Riley Greene established himself as a Tigers pitcher’s best friend last year with a highlight reel of diving catches and home-run robberies. He is the captain of the outfield defense — he entered Wednesday’s 5-0 win over the Guardians tied for most putouts by a Tigers outfielder, and fifth among AL center fielders. The way Rodriguez is overmatching hitters these days, Greene’s defense is rarely needed.

As Rodriguez silenced Cleveland hitters with eight strikeouts over seven scoreless innings, Greene was a spectator with one of the best seats in the house, standing in the middle of a quiet outfield. Rodriguez allowed just four singles, three of them infield grounders. The first, a Tyler Freeman chopper that bounced off second baseman Zach McKinstry’s glove and rolled into shallow center, was the only ball Greene touched during Rodriguez’s outing. His lone putout was a Steven Kwan line drive off Jason Foley to begin the eighth.

“It’s incredible,” Greene said. “He’s not missing his spots. When he’s on the mound, it’s just a different presence there. And we know when he’s on the mound, ‘All right, let’s go.’”

Except that when Rodriguez is pitching, Greene rarely has to go far. A corner outfielder not getting a play is a little more common; a team can stack left- or right-handed hitters in a lineup for a pitcher and focus on pulling the ball. A center fielder not getting a ball is abnormal. Yet, the way Rodriguez keeps pitching, it keeps happening.

“I mean, I like it,” Greene said, “Because I”m not moving around. Just being able to watch him pitch, seeing where his ball’s going, seeing how it’s moving, he’s really good. He’s on, he’s hitting his spots. And that’s why he is who he is.”

Rodriguez has allowed one run on 15 hits over 35 2/3 innings in his last five starts. Greene has made four putouts on seven total chances in those games. By comparison, he has four or more putouts in seven games this season.

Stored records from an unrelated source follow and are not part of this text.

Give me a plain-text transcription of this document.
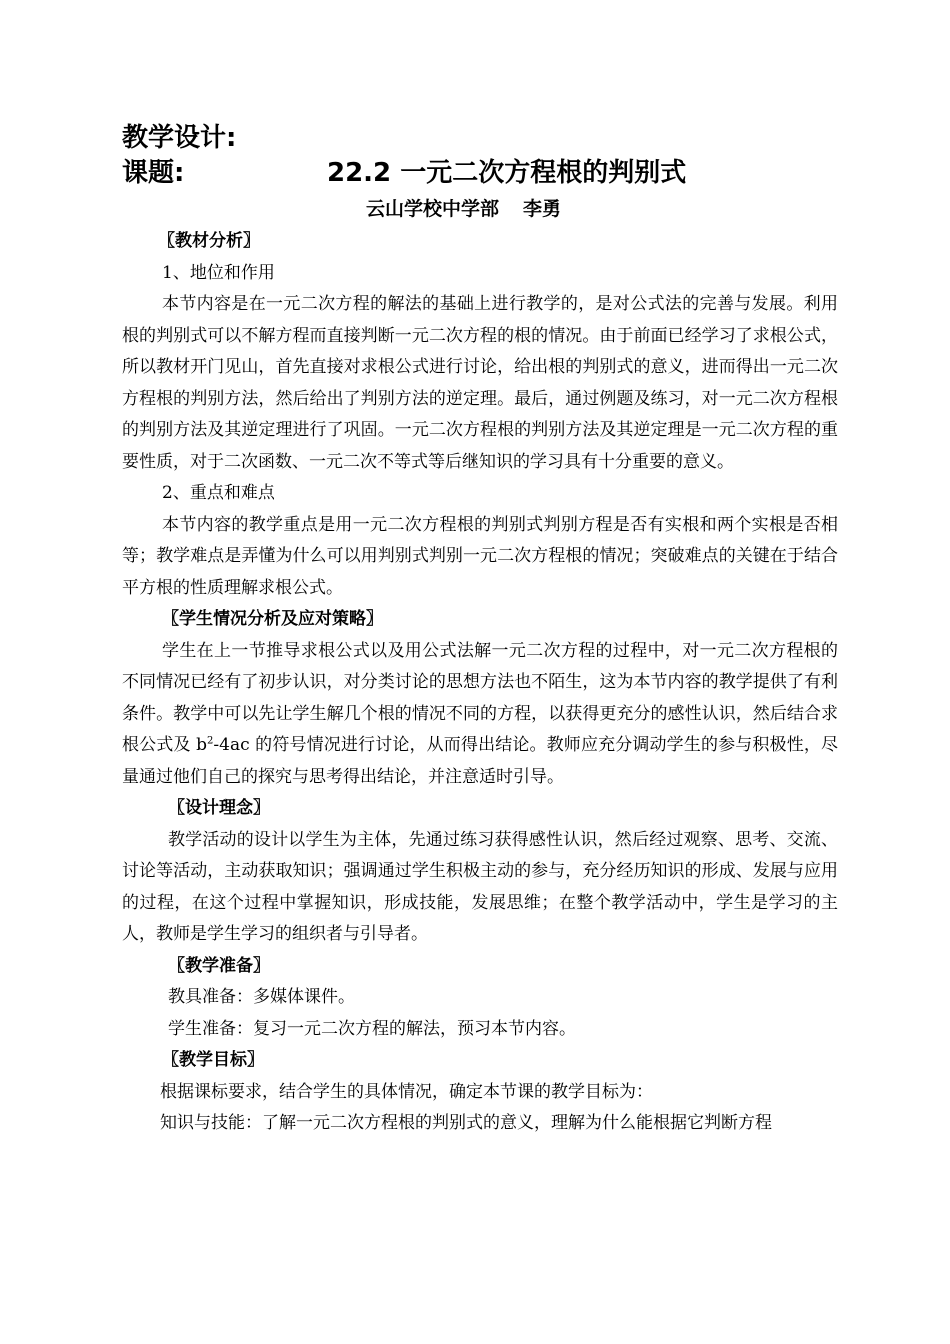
教学设计:
课题:	22.2 一元二次方程根的判别式
云山学校中学部 李勇

〖教材分析〗

1、地位和作用

本节内容是在一元二次方程的解法的基础上进行教学的，是对公式法的完善与发展。利用根的判别式可以不解方程而直接判断一元二次方程的根的情况。由于前面已经学习了求根公式，所以教材开门见山，首先直接对求根公式进行讨论，给出根的判别式的意义，进而得出一元二次方程根的判别方法，然后给出了判别方法的逆定理。最后，通过例题及练习，对一元二次方程根的判别方法及其逆定理进行了巩固。一元二次方程根的判别方法及其逆定理是一元二次方程的重要性质，对于二次函数、一元二次不等式等后继知识的学习具有十分重要的意义。

2、重点和难点

本节内容的教学重点是用一元二次方程根的判别式判别方程是否有实根和两个实根是否相等；教学难点是弄懂为什么可以用判别式判别一元二次方程根的情况；突破难点的关键在于结合平方根的性质理解求根公式。

〖学生情况分析及应对策略〗

学生在上一节推导求根公式以及用公式法解一元二次方程的过程中，对一元二次方程根的不同情况已经有了初步认识，对分类讨论的思想方法也不陌生，这为本节内容的教学提供了有利条件。教学中可以先让学生解几个根的情况不同的方程，以获得更充分的感性认识，然后结合求根公式及 $b^2-4ac$ 的符号情况进行讨论，从而得出结论。教师应充分调动学生的参与积极性，尽量通过他们自己的探究与思考得出结论，并注意适时引导。

〖设计理念〗

教学活动的设计以学生为主体，先通过练习获得感性认识，然后经过观察、思考、交流、讨论等活动，主动获取知识；强调通过学生积极主动的参与，充分经历知识的形成、发展与应用的过程，在这个过程中掌握知识，形成技能，发展思维；在整个教学活动中，学生是学习的主人，教师是学生学习的组织者与引导者。

〖教学准备〗

教具准备：多媒体课件。

学生准备：复习一元二次方程的解法，预习本节内容。

〖教学目标〗

根据课标要求，结合学生的具体情况，确定本节课的教学目标为：

知识与技能：了解一元二次方程根的判别式的意义，理解为什么能根据它判断方程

Wednesday’s inactivity was even more impressive considering how many fastballs Rodriguez threw. Taking the mound with a 2-0 lead thanks to Greene’s RBI groundout and an Andy Ibáñez RBI double, Rodriguez threw fastballs on all 11 of his first-inning pitches, striking out the contact-hitting Steven Kwan and red-hot Amed Rosario coming off a four-hit game. Jose Ramirez flied out to left to end the inning, then Rodriguez went to work with his secondary arsenal.

Rodriguez’s only hiccup was the fourth inning, when back-to-back two-out walks and an infield single loaded the bases. Just when he seemed vulnerable, he toyed with Mike Zunino, slowing him down with a first-pitch changeup, spotting back-to-back fastballs at the top of the zone, then getting a called third strike on the inside edge.

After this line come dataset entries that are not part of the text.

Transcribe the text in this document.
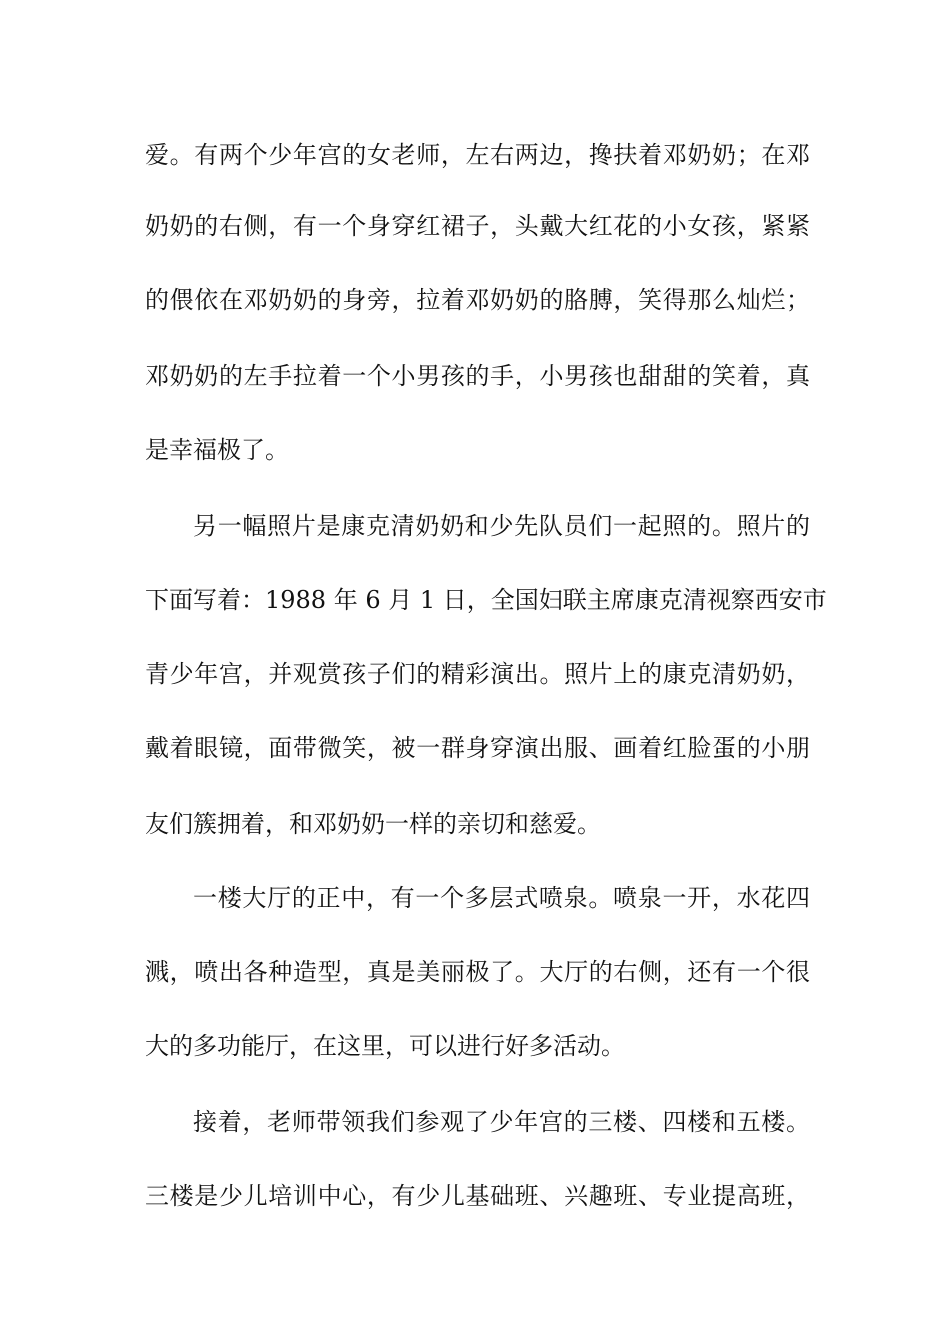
爱。有两个少年宫的女老师，左右两边，搀扶着邓奶奶；在邓
奶奶的右侧，有一个身穿红裙子，头戴大红花的小女孩，紧紧
的偎依在邓奶奶的身旁，拉着邓奶奶的胳膊，笑得那么灿烂；
邓奶奶的左手拉着一个小男孩的手，小男孩也甜甜的笑着，真
是幸福极了。
另一幅照片是康克清奶奶和少先队员们一起照的。照片的
下面写着：1988 年 6 月 1 日，全国妇联主席康克清视察西安市
青少年宫，并观赏孩子们的精彩演出。照片上的康克清奶奶，
戴着眼镜，面带微笑，被一群身穿演出服、画着红脸蛋的小朋
友们簇拥着，和邓奶奶一样的亲切和慈爱。
一楼大厅的正中，有一个多层式喷泉。喷泉一开，水花四
溅，喷出各种造型，真是美丽极了。大厅的右侧，还有一个很
大的多功能厅，在这里，可以进行好多活动。
接着，老师带领我们参观了少年宫的三楼、四楼和五楼。
三楼是少儿培训中心，有少儿基础班、兴趣班、专业提高班，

Add in Rodriguez’s six innings of one-run ball April 12 in Toronto, and the lefty has six consecutive starts of five innings or more with one run or fewer, the longest such streak by a Tiger since Michael Fulmer’s AL Rookie of the Year campaign in 2016. Only Justin Verlander has a longer streak in Tigers history, going seven such starts in a row during his AL MVP season in 2011. Rodriguez will have a chance to tie that next week, likely against the Pirates at Comerica Park.

“Just keep going out there and post zeroes,” said Rodriguez, whose 1.57 ERA is second-lowest among American League starters. “I don’t think about how many games I’ve been pitching good. Just go out there and keep doing it.”

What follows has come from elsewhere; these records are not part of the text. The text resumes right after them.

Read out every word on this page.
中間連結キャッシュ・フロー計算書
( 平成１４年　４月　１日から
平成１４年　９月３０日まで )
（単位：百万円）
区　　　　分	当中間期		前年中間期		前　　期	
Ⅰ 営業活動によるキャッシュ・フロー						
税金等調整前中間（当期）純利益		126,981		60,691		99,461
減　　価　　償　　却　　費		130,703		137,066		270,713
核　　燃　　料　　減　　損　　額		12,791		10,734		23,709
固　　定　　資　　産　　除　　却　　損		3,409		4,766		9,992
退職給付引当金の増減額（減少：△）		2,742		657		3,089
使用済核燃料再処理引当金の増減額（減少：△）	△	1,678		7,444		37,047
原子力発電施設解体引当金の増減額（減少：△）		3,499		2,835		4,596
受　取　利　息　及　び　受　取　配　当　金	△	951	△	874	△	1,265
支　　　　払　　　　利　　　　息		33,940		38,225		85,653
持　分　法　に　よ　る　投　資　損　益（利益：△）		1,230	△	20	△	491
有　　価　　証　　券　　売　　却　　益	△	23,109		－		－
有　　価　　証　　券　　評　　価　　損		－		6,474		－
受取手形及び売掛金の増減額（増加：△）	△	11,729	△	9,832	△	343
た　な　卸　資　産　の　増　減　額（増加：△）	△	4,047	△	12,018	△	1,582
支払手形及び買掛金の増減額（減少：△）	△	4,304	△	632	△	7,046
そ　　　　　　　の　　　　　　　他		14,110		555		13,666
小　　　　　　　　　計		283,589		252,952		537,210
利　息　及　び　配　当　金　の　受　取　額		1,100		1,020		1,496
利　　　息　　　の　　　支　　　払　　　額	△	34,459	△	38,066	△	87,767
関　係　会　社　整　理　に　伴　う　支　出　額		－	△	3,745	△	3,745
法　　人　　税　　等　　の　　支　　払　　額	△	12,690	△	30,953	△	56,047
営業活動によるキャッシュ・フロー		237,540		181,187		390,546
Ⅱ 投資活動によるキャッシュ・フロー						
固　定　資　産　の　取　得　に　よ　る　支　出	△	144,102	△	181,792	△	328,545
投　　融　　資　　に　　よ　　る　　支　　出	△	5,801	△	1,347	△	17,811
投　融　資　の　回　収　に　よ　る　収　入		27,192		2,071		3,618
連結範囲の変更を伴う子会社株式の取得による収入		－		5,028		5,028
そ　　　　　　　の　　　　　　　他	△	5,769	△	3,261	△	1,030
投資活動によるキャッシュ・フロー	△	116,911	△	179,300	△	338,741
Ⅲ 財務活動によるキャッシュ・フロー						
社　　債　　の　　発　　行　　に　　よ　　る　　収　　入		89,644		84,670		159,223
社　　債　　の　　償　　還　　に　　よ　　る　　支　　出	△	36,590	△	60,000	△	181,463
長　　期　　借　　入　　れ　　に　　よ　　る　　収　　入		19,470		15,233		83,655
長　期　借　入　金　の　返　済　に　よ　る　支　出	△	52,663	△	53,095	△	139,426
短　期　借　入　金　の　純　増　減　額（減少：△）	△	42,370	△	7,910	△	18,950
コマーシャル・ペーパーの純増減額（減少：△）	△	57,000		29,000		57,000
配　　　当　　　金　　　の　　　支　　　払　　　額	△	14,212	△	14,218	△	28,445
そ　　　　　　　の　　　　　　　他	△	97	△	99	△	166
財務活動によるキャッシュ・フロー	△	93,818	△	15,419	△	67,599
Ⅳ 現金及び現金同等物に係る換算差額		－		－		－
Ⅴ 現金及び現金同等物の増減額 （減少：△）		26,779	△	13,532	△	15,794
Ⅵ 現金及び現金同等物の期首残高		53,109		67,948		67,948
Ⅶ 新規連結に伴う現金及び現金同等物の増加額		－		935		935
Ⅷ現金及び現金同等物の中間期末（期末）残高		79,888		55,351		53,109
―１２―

The Tigers are off on Thursday, having finished a 4-2 road trip. Greene might as well have had an early start, the way Rodriguez was rolling. And yet, because he’s pitching that well, he doesn’t dare let his concentration wander.

“No,” he smiled. “Because if a ball’s hit to you, you want to make the play for him, because he’s busting his [tail] on the mound.”